Design: Study 1 included 806 MCI participants from the Alzheimer’s Disease Neuroimaging Initiative (ADNI). Unique neuropsychological MCI subtypes and their associations with AD markers were investigated using latent profile analysis (LPA). Study 2 included 825 ADNI participants with baseline MCI that had follow-up at 12-months (n=751) and 24-months (n=639). Demographically-corrected T-scores were derived from the performance of 284 “robust” normal control participants assessed at baseline, 12-, and 24-months. Serial LPAs established neuropsychological subtypes for the MCI participants at each time point. Study 3 employed latent transition analysis to evaluate the likelihood of subtype change over time, as well as the influence of AD-risk factor covariates on transition probabilities.
Results: Study 1 produced 3-classes: mixed impairment, amnestic impairment, and cognitively normal neuropsychological subtypes. Amnestic and mixed classes had higher positivities on markers of AD than the cognitively normal class. In Study 2, 4-neuropsychological classes were separately established at baseline, 12-, and 24-months: multi-domain impairment ([MLT]), amnestic impairment (AMN), dysexecutive/below average cognition (DYS/BA), and average cognition (AVG) classes. The MLT and AMN subtypes declined over time on the majority of measures, while the AVG subtype had stable neurpsychological performance. The DYS/BA subtype demonstrated stable memory performance and improvement on language and attention/executive measures. Study 3 indicated a high probability (>86%) for participants of all subtypes to remain in their class over time. Covariates that modestly increased the likelihood of transition between classes included worse functional ability and AD-biomarker positivity.

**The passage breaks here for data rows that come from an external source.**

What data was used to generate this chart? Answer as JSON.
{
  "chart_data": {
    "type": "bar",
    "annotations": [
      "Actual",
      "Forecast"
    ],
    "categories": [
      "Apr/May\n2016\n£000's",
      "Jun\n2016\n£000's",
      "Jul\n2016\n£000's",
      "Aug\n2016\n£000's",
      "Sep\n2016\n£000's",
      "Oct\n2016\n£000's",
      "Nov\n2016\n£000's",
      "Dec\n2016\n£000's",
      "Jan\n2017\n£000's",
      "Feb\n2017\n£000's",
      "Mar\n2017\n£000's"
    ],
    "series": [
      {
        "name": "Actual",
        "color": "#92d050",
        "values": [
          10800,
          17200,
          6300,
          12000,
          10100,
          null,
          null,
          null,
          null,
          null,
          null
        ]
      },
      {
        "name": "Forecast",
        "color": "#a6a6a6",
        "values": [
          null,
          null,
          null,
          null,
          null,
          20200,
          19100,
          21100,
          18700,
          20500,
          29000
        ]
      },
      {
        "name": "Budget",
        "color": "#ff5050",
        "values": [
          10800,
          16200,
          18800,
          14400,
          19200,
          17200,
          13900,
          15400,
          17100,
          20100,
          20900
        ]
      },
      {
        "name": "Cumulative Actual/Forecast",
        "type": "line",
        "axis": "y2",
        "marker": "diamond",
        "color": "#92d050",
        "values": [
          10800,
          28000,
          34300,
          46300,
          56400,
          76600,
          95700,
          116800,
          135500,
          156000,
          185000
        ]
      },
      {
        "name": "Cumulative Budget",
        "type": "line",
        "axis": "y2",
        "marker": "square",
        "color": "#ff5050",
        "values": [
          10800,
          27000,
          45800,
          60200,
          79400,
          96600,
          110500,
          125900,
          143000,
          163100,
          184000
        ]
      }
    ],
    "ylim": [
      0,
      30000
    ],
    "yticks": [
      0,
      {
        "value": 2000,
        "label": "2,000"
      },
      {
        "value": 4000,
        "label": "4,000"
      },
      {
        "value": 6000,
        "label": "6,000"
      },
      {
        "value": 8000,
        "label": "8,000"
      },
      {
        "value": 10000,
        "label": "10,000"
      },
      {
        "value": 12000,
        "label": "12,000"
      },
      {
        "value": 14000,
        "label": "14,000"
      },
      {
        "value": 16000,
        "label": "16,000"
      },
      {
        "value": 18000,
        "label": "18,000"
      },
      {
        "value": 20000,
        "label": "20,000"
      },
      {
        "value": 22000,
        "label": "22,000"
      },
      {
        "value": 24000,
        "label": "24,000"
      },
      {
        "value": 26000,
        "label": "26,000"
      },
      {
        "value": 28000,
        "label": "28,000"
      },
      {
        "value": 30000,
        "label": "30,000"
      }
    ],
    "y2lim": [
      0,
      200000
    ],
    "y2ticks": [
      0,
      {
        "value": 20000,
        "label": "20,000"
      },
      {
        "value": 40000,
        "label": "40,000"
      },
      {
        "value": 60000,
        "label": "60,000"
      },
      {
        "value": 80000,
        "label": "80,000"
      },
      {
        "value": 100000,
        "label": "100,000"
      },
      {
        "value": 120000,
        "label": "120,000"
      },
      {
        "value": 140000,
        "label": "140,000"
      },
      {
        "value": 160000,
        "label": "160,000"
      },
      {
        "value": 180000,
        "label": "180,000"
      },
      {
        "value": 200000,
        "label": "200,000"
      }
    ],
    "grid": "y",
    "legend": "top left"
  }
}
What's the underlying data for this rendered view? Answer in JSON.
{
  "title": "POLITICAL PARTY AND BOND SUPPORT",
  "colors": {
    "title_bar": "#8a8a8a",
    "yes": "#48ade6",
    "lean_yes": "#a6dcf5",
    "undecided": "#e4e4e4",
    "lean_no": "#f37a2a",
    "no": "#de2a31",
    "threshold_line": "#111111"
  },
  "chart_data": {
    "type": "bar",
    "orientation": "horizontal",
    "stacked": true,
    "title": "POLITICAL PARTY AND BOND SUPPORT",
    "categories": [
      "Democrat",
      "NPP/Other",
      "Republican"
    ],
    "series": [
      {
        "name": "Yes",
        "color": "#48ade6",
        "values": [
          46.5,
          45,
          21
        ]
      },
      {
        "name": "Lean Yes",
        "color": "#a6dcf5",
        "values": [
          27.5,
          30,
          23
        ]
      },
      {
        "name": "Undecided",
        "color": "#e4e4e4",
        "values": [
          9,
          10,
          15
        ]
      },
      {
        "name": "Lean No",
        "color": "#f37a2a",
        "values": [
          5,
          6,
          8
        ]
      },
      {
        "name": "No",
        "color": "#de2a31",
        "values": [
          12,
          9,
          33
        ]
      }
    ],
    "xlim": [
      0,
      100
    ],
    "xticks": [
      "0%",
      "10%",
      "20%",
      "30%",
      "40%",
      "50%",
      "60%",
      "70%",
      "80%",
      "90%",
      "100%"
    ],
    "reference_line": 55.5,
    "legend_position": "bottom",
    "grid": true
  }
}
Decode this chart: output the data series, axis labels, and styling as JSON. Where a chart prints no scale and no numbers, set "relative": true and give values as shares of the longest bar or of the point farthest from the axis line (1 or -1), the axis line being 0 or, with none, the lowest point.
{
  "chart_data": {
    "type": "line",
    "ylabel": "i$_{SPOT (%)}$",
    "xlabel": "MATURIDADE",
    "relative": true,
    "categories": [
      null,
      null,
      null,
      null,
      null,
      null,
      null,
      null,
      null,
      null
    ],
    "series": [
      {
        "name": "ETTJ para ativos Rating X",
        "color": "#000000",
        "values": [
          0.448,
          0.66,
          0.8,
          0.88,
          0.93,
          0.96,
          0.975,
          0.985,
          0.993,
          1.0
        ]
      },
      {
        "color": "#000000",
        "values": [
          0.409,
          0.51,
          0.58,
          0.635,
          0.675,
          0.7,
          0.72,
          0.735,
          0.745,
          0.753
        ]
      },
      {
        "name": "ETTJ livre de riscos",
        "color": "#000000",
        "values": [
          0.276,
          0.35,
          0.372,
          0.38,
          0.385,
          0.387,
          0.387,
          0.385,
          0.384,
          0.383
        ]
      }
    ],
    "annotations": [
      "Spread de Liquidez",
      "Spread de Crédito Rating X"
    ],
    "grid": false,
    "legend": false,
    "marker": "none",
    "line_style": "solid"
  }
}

Conclusions: This dissertation research used latent mixture models to establish analogous longitudinal neuropsychological profiles in conventionally diagnosed MCI. Results suggest that individuals are most likely to remain within their subtype across two years, including cognitively normal “false-positives.” Future studies should examine empirical MCI subtypes with the use of actuarial methods that may improve diagnostic accuracy.